Learn more in our article What Happens to Liens and Second Mortgages in Foreclosure?

Deficiency After a Short Sale in West Virginia

A short sale is when you sell your home for less than the total debt balance remaining on your mortgage and the proceeds of the sale pay off a portion of the mortgage balance. (Learn more about short sales to avoid foreclosure.)

There is no West Virginia law that says a lender cannot get a deficiency judgment following a short sale. To avoid a deficiency judgment entirely, the short sale agreement must expressly state that the lender waives its right to the deficiency. If the short sale agreement does not contain this waiver, the lender may file a lawsuit to obtain a deficiency judgment.

Deficiency After a Deed in Lieu of Foreclosure in West Virginia

A deed in lieu of foreclosure occurs when a lender agrees to accept a deed to the property instead of foreclosing in order to obtain title. With a deed in lieu of foreclosure, the deficiency amount is the difference between the fair market value of the property and the total debt. (Learn more about deeds in lieu of foreclosure.)

Often, a deed in lieu of foreclosure is deemed to fully satisfy the debt.
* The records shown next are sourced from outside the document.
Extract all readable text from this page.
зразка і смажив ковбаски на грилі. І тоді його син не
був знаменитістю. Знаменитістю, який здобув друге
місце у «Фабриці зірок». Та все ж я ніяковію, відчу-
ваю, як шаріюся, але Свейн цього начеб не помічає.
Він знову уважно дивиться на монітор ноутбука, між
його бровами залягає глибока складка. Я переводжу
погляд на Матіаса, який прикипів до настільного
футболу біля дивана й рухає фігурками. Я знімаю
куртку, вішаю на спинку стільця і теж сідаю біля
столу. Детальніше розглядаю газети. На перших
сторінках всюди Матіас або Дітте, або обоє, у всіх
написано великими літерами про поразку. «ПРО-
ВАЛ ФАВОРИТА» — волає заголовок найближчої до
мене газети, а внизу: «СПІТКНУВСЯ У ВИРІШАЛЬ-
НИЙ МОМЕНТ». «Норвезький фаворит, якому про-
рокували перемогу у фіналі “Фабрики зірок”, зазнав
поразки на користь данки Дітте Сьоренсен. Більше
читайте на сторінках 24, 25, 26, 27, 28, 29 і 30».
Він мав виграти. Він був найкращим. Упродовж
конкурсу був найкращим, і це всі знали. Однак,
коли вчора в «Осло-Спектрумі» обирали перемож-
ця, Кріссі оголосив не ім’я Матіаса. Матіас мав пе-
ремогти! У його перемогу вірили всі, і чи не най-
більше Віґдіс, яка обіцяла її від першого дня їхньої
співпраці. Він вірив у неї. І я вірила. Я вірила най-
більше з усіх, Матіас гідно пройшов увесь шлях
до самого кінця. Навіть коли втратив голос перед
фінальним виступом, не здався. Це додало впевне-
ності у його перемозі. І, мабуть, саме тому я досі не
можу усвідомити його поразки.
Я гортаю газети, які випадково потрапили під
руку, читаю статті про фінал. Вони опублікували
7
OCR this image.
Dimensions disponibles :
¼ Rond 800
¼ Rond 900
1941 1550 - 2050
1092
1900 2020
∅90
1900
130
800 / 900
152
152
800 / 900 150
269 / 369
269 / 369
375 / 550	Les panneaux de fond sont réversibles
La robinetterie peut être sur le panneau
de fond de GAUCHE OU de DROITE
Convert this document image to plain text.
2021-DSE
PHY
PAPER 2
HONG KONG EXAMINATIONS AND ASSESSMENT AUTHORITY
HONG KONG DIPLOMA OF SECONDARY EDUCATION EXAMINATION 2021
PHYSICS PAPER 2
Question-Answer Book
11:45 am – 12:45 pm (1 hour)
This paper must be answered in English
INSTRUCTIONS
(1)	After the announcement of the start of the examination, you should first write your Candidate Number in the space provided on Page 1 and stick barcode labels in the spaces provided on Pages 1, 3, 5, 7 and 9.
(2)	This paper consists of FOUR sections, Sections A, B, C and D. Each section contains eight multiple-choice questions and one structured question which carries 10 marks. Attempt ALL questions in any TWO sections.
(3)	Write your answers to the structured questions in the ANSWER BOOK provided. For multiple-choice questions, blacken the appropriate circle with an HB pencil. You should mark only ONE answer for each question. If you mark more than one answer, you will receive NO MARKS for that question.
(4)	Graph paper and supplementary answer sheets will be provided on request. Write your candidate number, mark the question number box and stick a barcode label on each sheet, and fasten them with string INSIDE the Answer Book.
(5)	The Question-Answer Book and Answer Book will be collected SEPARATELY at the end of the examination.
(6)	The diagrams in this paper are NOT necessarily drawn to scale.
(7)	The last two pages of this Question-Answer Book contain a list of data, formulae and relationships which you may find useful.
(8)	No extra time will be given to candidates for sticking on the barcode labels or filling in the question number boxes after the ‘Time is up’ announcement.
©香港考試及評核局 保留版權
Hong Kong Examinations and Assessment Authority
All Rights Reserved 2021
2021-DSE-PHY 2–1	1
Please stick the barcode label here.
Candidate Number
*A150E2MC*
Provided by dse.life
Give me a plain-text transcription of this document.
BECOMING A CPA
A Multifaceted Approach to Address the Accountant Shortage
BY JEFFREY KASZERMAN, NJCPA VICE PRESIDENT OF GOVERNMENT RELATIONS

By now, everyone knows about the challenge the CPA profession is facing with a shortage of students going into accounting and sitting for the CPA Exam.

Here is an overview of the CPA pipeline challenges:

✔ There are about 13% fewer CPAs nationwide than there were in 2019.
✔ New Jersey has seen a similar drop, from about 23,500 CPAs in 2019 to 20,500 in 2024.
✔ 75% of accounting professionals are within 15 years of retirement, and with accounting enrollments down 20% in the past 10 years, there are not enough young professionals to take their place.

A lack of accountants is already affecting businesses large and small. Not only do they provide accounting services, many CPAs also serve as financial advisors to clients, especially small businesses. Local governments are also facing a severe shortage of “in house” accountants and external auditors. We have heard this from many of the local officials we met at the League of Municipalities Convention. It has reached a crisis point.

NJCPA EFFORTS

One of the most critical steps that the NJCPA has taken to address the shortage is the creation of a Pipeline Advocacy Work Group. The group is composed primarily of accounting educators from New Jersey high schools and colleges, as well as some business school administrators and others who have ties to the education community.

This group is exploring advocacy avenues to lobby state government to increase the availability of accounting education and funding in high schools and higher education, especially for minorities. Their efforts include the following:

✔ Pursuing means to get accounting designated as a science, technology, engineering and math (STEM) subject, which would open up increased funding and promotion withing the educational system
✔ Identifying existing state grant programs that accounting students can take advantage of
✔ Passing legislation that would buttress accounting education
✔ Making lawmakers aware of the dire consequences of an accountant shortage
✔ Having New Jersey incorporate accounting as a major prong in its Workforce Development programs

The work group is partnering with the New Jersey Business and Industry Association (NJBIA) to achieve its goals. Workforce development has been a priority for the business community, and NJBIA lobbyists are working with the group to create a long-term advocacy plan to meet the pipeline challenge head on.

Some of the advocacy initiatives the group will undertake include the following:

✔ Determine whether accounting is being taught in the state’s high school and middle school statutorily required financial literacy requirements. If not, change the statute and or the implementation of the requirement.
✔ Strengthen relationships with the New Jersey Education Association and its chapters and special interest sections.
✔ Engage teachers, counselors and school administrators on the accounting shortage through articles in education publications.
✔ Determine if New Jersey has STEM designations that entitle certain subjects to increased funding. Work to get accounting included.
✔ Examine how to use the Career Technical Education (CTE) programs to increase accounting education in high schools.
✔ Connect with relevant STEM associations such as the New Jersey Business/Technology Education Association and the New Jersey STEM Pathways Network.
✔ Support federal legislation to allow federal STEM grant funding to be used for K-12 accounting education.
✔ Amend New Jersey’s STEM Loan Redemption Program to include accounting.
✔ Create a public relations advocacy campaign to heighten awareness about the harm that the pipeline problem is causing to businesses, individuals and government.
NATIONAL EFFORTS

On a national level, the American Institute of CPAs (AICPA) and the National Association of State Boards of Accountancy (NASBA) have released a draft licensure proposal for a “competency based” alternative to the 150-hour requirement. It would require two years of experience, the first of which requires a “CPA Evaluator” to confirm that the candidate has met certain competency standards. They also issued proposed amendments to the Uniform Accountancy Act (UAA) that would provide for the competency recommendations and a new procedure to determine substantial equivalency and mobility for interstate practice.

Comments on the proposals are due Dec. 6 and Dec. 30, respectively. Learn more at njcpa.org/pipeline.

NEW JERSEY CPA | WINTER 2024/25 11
However, lenders frequently look for new ways to recoup their losses and West Virginia does not have a law that says the lender cannot get a deficiency judgment following a deed in lieu of foreclosure. This means that a lender may try to hold the borrower liable for a deficiency following a deed in lieu of foreclosure.

To avoid a deficiency judgment with a deed in lieu of foreclosure, the agreement must expressly state that the transaction is in full satisfaction of the debt. If the deed in lieu of foreclosure agreement does not contain this provision, the lender may file a lawsuit to obtain a deficiency judgment.

West Virginia Foreclosure Law

The laws that govern nonjudicial foreclosures in West Virginia can be found in the West Virginia Code, §§38-1-3 through 38-1-15. They can be accessed by going to the West Virginia Legislature’s website at www.legis.state.wv.usand clicking on “WV Code.”